Cross Vision 12 – Creation Undone
Summarising chapter 13.
Not all the violence in the OT can be attributed to human agents.
Take the flood, for example. A cross-centred hermeneutic prompts us to discern Satanic powers using their God-given authority to brng this about.
Scripture assumes as certain solidarity between the human, animal and inanimate kingdoms. In Gen 6:12f the same word (sāhat) is used to describe human sin, the effect of this on the earth, and the punishment. This indicates that the flood ‘was an organic, not a judicial, divine judgment’.
As God-commissioned rulers and guardians of the earth, our ancestors, as they became more and more wicked, dragged the rest of creation down with them (Gen 6:5,11-13). As a result, God withdrew, for a while, his restraining Spirit (Gen 1:2; 6:3; 8:1), ‘thereby allowing sāhat (“corruption”) to reap its own sāhat (“destruction”).’
The people in Noah’s day said to God, in effect, ‘Leave us alone!’ (cf. Job 22:16f). And that is what God did.
While the author of the Flood narrative (reflecting his ANE background) ascribes this judgment to God, he never actually depicts God actively bringing it about (see the descriptions in Gen 7:6-17). The agents of destruction were the floodwaters and the springs of the deep, not God. And remember that water and flood, in biblical thinking about divine judgments, represent destructive cosmic forces.
So, just as at times God allowed nations that were ‘bent on destruction’ to punish Israel, so at other times he allowed destructive cosmic forces to do the same through ‘natural’ disaster:
‘Without a stronger power to hold him in check (cf. 2 Thess 2:6–7), the one who holds “the power of death” (Heb 2:14) and who has been “a murderer from the beginning” (John 8:14) was temporarily unleashed, allowing the power of hell to break loose.’
In the language used, the narrative portrays the Flood as the undoing of God’s good creation:
Gen 1:2 – God’s Spirit hovers over ‘the deep’, perhaps to prepare it for creative acts to follow, or to restrain it.
Gen 1:6f – God places a ‘vault’ to separate the waters under it from the waters above it. The vault may be seen as a bulwark against chaotic, destructive forces. This is reversed in the Flood narrative, Gen 7:11, 21.
Yahweh’s placing of his ‘bow’ in the sky after the Flood signifies the successful end of his battle against his cosmic foes. The agents of punishment are themselves punished.
The stages of creation in Gen 1 are more or less followed in the re-creation following the Flood:
‘Just as God originally caused his ruach (“Spirit,” “breath,” or “wind”) to restrain “the deep” (Gen 1:2), so he now caused his ruach to push back and restrain it once again (8:1). The separation of the waters above and below the land was reestablished. Plant life then reappears, followed by the reintroduction of animals on the now-dry land and the reissuing of the original creation mandate for humans to multiply on the earth and exercise dominion.’
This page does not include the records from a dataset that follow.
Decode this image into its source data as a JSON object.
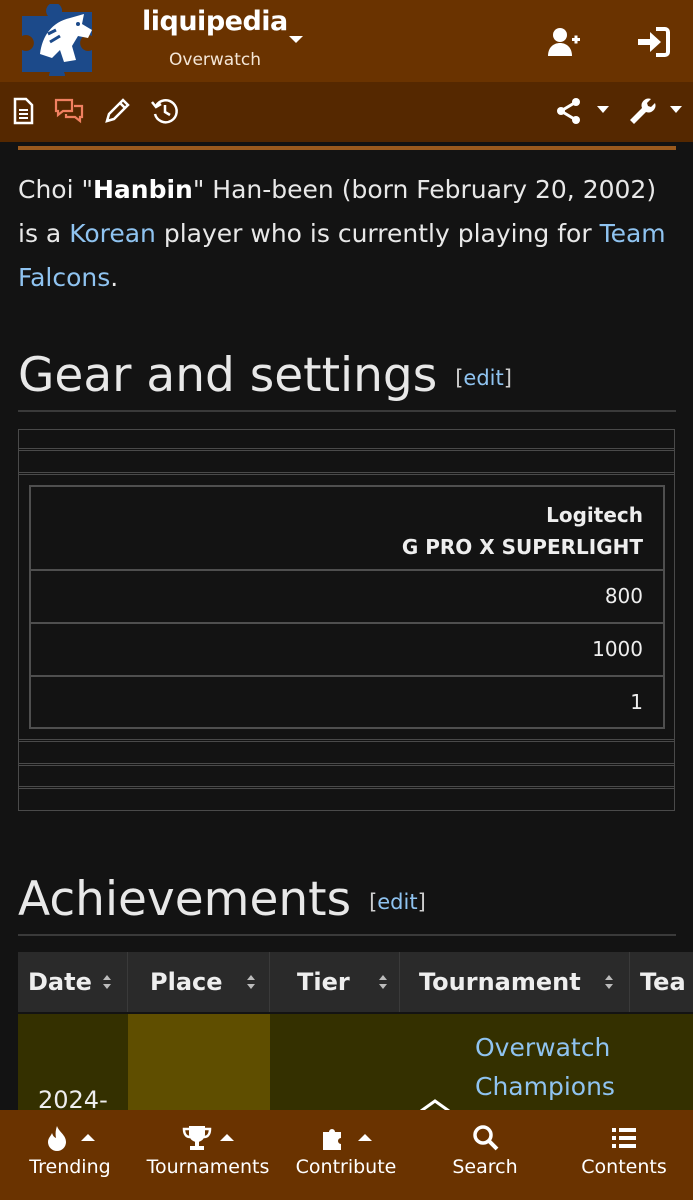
{
  "header": {
    "brand": "liquipedia",
    "wiki": "Overwatch",
    "icons": [
      "liquipedia-logo-icon",
      "add-user-icon",
      "sign-in-icon"
    ]
  },
  "toolbar": {
    "icons": [
      "page-icon",
      "discussion-icon",
      "edit-pencil-icon",
      "history-icon",
      "share-icon",
      "wrench-icon"
    ]
  },
  "intro": {
    "part1": "Choi \"",
    "nickname": "Hanbin",
    "part2": "\" Han-been (born February 20, 2002) is a ",
    "link_nationality": "Korean",
    "part3": " player who is currently playing for ",
    "link_team": "Team Falcons",
    "part4": "."
  },
  "gear_section": {
    "heading": "Gear and settings",
    "edit_open": "[",
    "edit_label": "edit",
    "edit_close": "]",
    "mouse_brand": "Logitech",
    "mouse_model": "G PRO X SUPERLIGHT",
    "values": [
      "800",
      "1000",
      "1"
    ]
  },
  "achievements_section": {
    "heading": "Achievements",
    "edit_open": "[",
    "edit_label": "edit",
    "edit_close": "]",
    "columns": [
      "Date",
      "Place",
      "Tier",
      "Tournament",
      "Tea"
    ],
    "first_row": {
      "date": "2024-",
      "tournament_line1": "Overwatch",
      "tournament_line2": "Champions"
    }
  },
  "bottom_nav": {
    "items": [
      {
        "label": "Trending",
        "icon": "fire-icon"
      },
      {
        "label": "Tournaments",
        "icon": "trophy-icon"
      },
      {
        "label": "Contribute",
        "icon": "puzzle-icon"
      },
      {
        "label": "Search",
        "icon": "search-icon"
      },
      {
        "label": "Contents",
        "icon": "list-icon"
      }
    ]
  },
  "colors": {
    "header_bg": "#6a3300",
    "toolbar_bg": "#552800",
    "page_bg": "#131313",
    "link": "#8fc3f0",
    "row_olive": "#343000",
    "place_gold": "#5f4e00"
  }
}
It is clear, then, that the Flood is not something that God did, but rather something that he stopped doing:
‘As God’s revelation on the cross leads us to expect, God was once again using evil to punish evil as a sign pointing to, and a steppingstone toward, his ultimate judgment and victory over sin and evil on Calvary.’
Even though the author of the Flood narrative mistakenly ascribes the destruction to God himself, nevertheless the biblical account differs from other ancient accounts of the flood. In the Gilgamesh Epic, for example, the flood was sent because a deity named Enlil was irritated by how noisy humans had become. In the biblical account, by contrast, God is grieved by humanity’s wickedness and the need for judgment of it (Gen 6:6).
Moreover, in the biblical account, judgment only comes after God has spent many centuries striving with humans to prevent it.
Furthermore, the primary purpose of the Flood was not to punish, but to rescue God’s creation project: a project that was threatening to disintegrate with, for example, the begetting of the Nephilim, products of unnatural sexual union between fallen angels and human women (Gen 6:1-4). Heb 11:7 and 1 Pet 3:19f both stress the salvific, rather than the punitive, aspects of the Flood.